A professional massage therapist will never expose genitals or breasts, or any other areas you identify. Only the area the therapist is working on will be exposed.
The therapist may play music, but be sure to tell your therapist if you would prefer a different type of music or if you would like quiet. Typically, you can also bring your own music to play during the session.
How to get the most from your massage
Be as open to the process as you can.
Relax and try let your thoughts go. One way to do this is to focus on how the touch or technique feels.
Remember to breathe, as this helps you relax. Sometimes people hold their breath when a sensitive area is massaged, but it is best to breathe through it.
In the same way, tightening your muscles during the massage is counterproductive. If you can't seem to relax your muscles, let your massage therapist know. They may need to adjust the massage technique.
Some typical techniques
Some typical techniques you might experience include the following. Click on each for a photo or video.
Answers to common questions
Is it common to experience emotions? It depends. You might be having a day filled with emotions: sadness, joy or exhaustion. Sometimes the safe touch, music that brings up memories, dates that are linked to events, or the smell of the massage oil may release feelings. The body can react by crying, laughing, or "shivering from cold." The mind can also become absorbed in the feelings rather than the massage. Your therapist will simply ask if you are okay to continue receiving touch and given your answer, he or she will monitor how you are doing and adjust the session goals accordingly. For example, he or she may shorten the time, change the strokes or the music or add more draping.

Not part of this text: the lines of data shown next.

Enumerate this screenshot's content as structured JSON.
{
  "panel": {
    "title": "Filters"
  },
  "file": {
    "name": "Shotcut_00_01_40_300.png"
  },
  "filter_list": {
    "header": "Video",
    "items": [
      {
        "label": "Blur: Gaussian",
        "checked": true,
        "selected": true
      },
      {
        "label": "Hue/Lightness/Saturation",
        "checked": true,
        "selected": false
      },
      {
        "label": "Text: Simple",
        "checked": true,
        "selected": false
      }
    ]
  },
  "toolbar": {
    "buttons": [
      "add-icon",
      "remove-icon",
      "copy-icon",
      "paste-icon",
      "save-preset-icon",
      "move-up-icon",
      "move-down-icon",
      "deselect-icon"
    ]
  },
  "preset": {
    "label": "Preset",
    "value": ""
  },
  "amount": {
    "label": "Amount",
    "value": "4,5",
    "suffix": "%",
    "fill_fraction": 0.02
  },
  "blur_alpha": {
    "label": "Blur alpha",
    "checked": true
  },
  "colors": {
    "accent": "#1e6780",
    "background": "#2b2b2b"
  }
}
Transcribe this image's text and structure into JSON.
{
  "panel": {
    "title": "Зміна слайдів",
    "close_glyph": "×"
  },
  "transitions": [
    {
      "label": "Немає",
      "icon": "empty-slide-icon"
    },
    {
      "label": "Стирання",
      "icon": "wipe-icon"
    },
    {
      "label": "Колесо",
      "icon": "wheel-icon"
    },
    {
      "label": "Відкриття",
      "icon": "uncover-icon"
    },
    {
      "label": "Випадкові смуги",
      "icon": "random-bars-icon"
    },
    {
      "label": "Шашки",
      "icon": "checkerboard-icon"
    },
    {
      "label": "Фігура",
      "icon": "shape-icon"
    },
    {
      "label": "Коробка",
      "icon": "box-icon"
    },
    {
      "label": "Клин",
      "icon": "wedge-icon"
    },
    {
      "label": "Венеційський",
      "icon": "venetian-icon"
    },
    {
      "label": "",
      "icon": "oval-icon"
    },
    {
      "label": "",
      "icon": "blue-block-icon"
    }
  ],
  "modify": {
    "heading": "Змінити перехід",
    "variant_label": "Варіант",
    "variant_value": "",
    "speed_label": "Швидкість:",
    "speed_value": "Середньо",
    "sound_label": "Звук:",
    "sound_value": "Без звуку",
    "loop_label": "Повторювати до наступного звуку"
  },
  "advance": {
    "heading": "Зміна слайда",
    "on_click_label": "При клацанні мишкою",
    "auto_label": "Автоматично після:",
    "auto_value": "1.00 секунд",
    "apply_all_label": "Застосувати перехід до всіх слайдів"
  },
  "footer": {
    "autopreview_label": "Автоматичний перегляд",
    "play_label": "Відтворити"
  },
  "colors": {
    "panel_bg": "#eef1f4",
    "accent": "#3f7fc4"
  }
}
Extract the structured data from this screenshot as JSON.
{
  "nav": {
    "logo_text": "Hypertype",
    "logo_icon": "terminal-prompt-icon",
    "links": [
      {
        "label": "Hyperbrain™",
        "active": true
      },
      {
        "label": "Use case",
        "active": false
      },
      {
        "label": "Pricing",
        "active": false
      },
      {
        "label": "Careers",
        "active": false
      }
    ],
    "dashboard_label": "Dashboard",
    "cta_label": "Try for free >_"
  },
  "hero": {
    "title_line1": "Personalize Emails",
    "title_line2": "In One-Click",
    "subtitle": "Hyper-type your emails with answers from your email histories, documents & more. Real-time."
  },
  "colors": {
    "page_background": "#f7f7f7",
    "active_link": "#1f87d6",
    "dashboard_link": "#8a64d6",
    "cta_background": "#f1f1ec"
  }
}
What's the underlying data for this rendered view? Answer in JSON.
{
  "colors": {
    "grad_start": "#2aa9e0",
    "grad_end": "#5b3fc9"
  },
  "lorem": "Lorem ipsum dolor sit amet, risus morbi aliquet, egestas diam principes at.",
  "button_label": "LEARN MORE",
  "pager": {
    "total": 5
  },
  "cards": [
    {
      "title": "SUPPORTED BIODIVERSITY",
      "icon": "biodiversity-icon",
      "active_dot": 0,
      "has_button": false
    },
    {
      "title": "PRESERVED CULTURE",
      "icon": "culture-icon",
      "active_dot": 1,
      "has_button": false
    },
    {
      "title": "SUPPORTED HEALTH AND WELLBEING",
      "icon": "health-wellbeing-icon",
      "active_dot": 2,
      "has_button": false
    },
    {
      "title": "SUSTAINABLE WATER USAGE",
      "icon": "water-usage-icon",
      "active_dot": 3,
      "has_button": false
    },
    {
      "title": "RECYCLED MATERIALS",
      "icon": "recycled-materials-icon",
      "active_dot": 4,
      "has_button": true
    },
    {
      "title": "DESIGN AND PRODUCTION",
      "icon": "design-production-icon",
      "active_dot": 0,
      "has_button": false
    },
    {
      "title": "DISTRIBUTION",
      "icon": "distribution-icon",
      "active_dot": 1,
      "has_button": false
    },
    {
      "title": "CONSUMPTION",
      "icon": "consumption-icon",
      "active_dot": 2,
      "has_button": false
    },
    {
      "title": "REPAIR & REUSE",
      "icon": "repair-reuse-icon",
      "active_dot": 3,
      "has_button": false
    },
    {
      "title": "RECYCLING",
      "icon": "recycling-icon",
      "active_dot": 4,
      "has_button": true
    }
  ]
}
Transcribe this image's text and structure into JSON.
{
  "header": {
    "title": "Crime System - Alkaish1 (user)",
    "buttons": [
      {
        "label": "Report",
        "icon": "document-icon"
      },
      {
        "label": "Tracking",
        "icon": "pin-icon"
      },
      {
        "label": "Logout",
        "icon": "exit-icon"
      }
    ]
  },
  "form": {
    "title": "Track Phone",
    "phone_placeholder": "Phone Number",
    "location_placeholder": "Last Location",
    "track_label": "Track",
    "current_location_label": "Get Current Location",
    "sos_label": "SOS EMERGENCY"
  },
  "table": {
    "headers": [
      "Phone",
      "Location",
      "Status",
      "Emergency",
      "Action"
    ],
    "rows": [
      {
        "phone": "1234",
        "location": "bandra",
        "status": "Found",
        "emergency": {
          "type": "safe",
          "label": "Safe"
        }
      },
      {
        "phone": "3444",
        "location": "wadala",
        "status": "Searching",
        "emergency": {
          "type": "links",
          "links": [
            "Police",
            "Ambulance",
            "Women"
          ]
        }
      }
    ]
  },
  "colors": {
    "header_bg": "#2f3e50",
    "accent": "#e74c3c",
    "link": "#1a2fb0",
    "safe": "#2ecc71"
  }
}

Is it okay to talk? Yes, it is okay to talk, but you may get more benefits from a relaxation massage if you let go of your everyday worries or concerns. If you are nervous about the process of receiving massage and need to talk to feel safe, your therapist will understand. They are trained not to talk about themselves during your session, but will simply answer your questions with a yes or no. If your session is rehabilitation-based, the therapist will need to stay in constant contact with you regarding pain levels and measuring relief. Because it's important that you offer specific feedback to the therapist, she may keep talking to keep you from drifting off.
What if I am embarrassed about my body? Remember that massage therapists are professionals who are sensitive to possible client issues with touch and are non-judgmental about your body weight, amount of hair, skin conditions, scars, disabilities, medical conditions, or personal history of trauma.